Oak Harbor could soon make it harder to leave boats, trailers and RVs parked on city streets for days at a time, a move that would put curb space, neighborhood livability and sanitation at the center of the debate.
At an April 21 council workshop, Police Chief Tony Slowik recommended a citywide ordinance that would restrict vessels, trailers, recreational vehicles and other oversized vehicles from long-term parking on public roads. Slowik framed the proposal as a safety and neighborhood-quality issue, saying residents have complained that the vehicles often sit unused for long periods while taking up scarce parking in front of homes.
The most serious concern Slowik raised involved sanitation. He said officers had documented five verified incidents of recreational vehicles spilling human waste in violation of city codes, including dumping into stormwater drains. That turns the dispute from a parking complaint into a public-health and water-quality issue, especially in a city where stormwater systems feed directly into local infrastructure.

The proposal is not yet final. It is expected to return to the Oak Harbor City Council for a motion on May 5, and council members have already signaled reservations and possible changes. If it advances in its current direction, the ordinance could force owners of oversized vehicles to move them more often or keep them off public streets altogether, and enforcement could eventually include impound risk.

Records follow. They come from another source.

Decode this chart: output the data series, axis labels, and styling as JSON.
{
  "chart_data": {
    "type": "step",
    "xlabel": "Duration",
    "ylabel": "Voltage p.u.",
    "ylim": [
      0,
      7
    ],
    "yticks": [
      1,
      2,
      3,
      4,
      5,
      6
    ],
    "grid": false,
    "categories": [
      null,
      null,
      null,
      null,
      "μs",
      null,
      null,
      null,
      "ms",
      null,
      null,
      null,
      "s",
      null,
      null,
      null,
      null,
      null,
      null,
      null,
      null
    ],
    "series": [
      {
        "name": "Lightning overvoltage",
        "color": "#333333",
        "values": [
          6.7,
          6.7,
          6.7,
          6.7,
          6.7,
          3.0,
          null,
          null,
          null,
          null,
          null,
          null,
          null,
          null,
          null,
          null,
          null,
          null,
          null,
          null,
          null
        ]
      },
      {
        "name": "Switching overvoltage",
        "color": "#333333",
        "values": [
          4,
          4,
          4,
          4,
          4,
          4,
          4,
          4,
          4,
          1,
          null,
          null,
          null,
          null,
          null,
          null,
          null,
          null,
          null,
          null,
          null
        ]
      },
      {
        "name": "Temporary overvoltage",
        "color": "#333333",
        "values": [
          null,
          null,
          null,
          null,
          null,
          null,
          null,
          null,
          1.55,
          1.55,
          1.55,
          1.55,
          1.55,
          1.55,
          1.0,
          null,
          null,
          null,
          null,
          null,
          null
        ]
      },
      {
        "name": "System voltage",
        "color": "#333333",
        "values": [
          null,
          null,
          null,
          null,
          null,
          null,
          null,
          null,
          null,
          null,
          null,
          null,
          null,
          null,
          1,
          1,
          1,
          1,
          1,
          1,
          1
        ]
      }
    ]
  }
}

Oak Harbor has wrestled with this before. In 2022, the council considered a similar ban that would have limited RV parking on city streets to 72 hours, showing that the city has already debated whether oversized vehicles should be treated as a temporary inconvenience or a broader public nuisance.

The city has also shown a willingness to use parking rules as an enforcement tool when conditions worsen. In March 2026, Oak Harbor Police and Public Works closed street parking on Southeast Bayshore Drive after frequent reports of drug use and the discovery of drug paraphernalia. City officials said violators would be towed and impounded.

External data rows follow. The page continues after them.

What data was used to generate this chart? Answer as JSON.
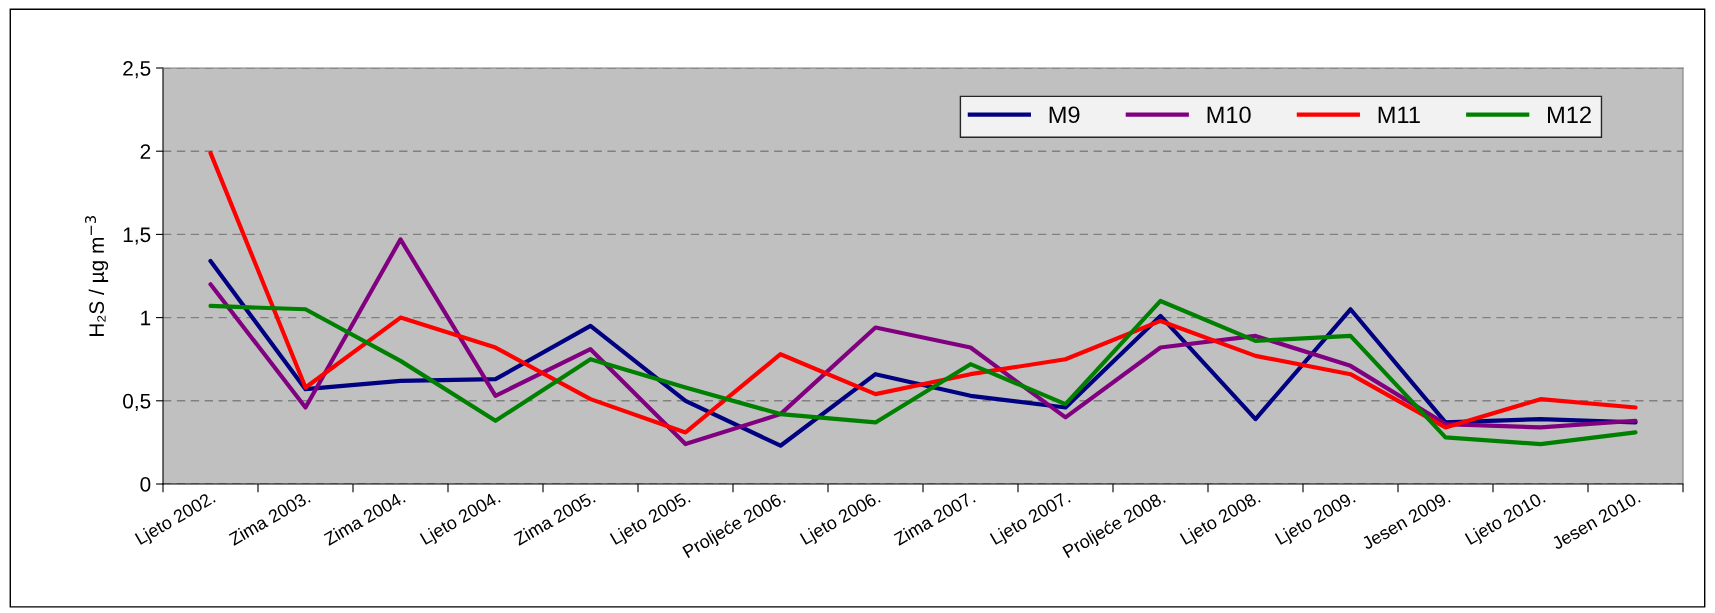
{
  "chart_data": {
    "type": "line",
    "ylabel": "H₂S / µg m$^{−3}$",
    "categories": [
      "Ljeto 2002.",
      "Zima 2003.",
      "Zima 2004.",
      "Ljeto 2004.",
      "Zima 2005.",
      "Ljeto 2005.",
      "Proljeće 2006.",
      "Ljeto 2006.",
      "Zima 2007.",
      "Ljeto 2007.",
      "Proljeće 2008.",
      "Ljeto 2008.",
      "Ljeto 2009.",
      "Jesen 2009.",
      "Ljeto 2010.",
      "Jesen 2010."
    ],
    "series": [
      {
        "name": "M9",
        "color": "#000080",
        "values": [
          1.34,
          0.57,
          0.62,
          0.63,
          0.95,
          0.5,
          0.23,
          0.66,
          0.53,
          0.46,
          1.01,
          0.39,
          1.05,
          0.37,
          0.39,
          0.37
        ]
      },
      {
        "name": "M10",
        "color": "#800080",
        "values": [
          1.2,
          0.46,
          1.47,
          0.53,
          0.81,
          0.24,
          0.42,
          0.94,
          0.82,
          0.4,
          0.82,
          0.89,
          0.71,
          0.36,
          0.34,
          0.38
        ]
      },
      {
        "name": "M11",
        "color": "#ff0000",
        "values": [
          1.99,
          0.58,
          1.0,
          0.82,
          0.51,
          0.31,
          0.78,
          0.54,
          0.66,
          0.75,
          0.98,
          0.77,
          0.66,
          0.34,
          0.51,
          0.46
        ]
      },
      {
        "name": "M12",
        "color": "#008000",
        "values": [
          1.07,
          1.05,
          0.74,
          0.38,
          0.75,
          0.58,
          0.42,
          0.37,
          0.72,
          0.48,
          1.1,
          0.86,
          0.89,
          0.28,
          0.24,
          0.31
        ]
      }
    ],
    "ylim": [
      0,
      2.5
    ],
    "yticks": [
      0,
      {
        "value": 0.5,
        "label": "0,5"
      },
      1,
      {
        "value": 1.5,
        "label": "1,5"
      },
      2,
      {
        "value": 2.5,
        "label": "2,5"
      }
    ],
    "grid": "y",
    "legend": "top right",
    "marker": "none",
    "line_style": "solid"
  }
}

The broader infrastructure context reaches beyond Oak Harbor city limits. Island County Public Works is responsible for roads, transportation systems, drainage and solid waste disposal, while Island County Surface Water funds stormwater drainage projects, surface-water-quality monitoring, and on-site sewage system monitoring and compliance. The North Whidbey Solid Waste & Recycle Center at 3151 Oak Harbor Road accepts household garbage, underscoring that the city already has disposal systems in place even as it weighs tighter street-parking controls.